Глава 9. Великий раскол
Любое обсуждение оспариваемых представлений о современном и глобальном на протяжении последних нескольких столетий должно уделять центральное внимание подъему современной науки и технологии и сопутствующим им нарративам. Основным отличием последних нескольких столетий является значительное усиление и ускорение человеческой деятельности, наделенной силой и преобразованной научными технологическими инновациями. Научно-технологическая современность (НТМ) возникла в определенном месте и в определенное время, но распространилась подобно неумолимому взрыву, нарушив и переделав практически все и везде на нашей планете. НТМ мощно переделала мир, потому что общества, идущие по ее пути, добились впечатляющего успеха в генерировании власти и богатства, стремление к которым стимулировало и формировало человеческую деятельность во всех местах и во все времена. Вследствие такого элементарного успеха судьба практически всех других единиц человеческой жизни, от микро до макро, зависела от того, как они выстраивали свои отношения с продуктами научно обоснованной технологии и ее мощным мировоззрением. Хотя человеческий мир остается жестоко разделенным в бесчисленных отношениях, он материально связан, взаимозависим и уязвим исторически беспрецедентным образом, что является прямым следствием распространения НТМ. По своему общему воздействию программа и прогресс СТМ значительно превосходят любую другую религию, идеологию или программу в современной истории.
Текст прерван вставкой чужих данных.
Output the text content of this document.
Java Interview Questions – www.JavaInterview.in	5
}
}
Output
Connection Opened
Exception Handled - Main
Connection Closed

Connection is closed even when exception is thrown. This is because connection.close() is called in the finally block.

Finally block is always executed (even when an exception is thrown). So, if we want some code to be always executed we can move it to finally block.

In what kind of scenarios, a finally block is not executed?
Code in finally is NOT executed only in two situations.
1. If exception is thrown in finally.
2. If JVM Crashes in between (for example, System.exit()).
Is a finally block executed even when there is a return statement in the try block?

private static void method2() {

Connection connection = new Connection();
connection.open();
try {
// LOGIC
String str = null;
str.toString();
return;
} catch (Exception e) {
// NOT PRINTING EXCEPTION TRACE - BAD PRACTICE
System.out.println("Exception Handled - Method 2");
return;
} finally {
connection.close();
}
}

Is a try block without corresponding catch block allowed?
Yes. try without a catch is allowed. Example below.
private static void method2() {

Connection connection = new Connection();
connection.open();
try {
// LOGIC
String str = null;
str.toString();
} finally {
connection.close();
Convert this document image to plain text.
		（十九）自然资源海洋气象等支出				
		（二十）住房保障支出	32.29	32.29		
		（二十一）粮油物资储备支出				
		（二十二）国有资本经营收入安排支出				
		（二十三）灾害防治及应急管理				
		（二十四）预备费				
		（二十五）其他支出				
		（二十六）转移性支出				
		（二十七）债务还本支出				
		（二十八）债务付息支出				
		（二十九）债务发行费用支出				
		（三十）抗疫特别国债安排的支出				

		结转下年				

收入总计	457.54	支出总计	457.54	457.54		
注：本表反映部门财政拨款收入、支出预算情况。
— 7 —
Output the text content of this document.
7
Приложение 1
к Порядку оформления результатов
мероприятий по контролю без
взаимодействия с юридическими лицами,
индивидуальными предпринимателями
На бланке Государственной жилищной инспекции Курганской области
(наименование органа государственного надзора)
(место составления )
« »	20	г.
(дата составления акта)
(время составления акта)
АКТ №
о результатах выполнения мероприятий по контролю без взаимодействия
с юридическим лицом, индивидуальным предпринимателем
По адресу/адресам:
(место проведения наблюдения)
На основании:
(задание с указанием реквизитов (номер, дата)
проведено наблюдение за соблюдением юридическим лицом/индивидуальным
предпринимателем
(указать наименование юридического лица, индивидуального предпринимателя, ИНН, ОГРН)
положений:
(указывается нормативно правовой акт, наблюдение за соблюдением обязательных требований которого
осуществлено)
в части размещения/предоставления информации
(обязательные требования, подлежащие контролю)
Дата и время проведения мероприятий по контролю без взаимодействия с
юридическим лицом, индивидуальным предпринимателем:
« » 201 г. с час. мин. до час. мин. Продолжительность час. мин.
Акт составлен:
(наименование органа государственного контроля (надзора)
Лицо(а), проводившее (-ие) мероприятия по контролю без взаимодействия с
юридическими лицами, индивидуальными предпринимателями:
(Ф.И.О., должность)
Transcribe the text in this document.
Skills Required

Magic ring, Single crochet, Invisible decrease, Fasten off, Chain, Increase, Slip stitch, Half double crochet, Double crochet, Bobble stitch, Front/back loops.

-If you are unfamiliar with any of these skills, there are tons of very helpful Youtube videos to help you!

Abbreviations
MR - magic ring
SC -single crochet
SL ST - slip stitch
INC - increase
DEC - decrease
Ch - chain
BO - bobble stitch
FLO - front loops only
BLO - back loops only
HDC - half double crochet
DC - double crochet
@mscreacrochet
С самого начала у СТМ было очень характерное и богато развитое дискурсивное воображение и повествование. Это воображение вдохновляло, информировало и направляло ее развитие, и, в свою очередь, расширялось и развивалось по мере того, как появлялись успехи и проблемы. В своем первоначальном виде раннего модерна, суть этого цивилизационного нарратива была проста: развитие научных знаний приведет к каскаду технологических инноваций, которые позволят человечеству овладеть природой для ее блага, что приведет к неуклонному прогрессу и улучшению условий жизни человека. Будущее будет радикально отличаться от прошлого и настоящего. Это видение "инструментальной топии", Земли и общества, переделанных для человека, предполагало, что традиционный образ жизни и мировоззрение, основанные на невежестве и суеверии, увянут, и на смену им придет Эра Разума. Его прочным фундаментом будет полное и правильное прочтение Книги Природы, а не сверхъестественное откровение. Tooltopia, провозглашали ее пророки, будет светской утопией, Городом Человека.
С момента создания и на каждом этапе его развития споры, связанные с идеями и проектами СТМ, были многочисленными и часто далеко идущими по своим последствиям. Эти споры, которым посвящена данная глава, были как внешними - между СТМ и ее предшественниками, так и внутренними. Прежде чем исследовать основные оси этих споров, полезно кратко рассмотреть основные черты СТМ.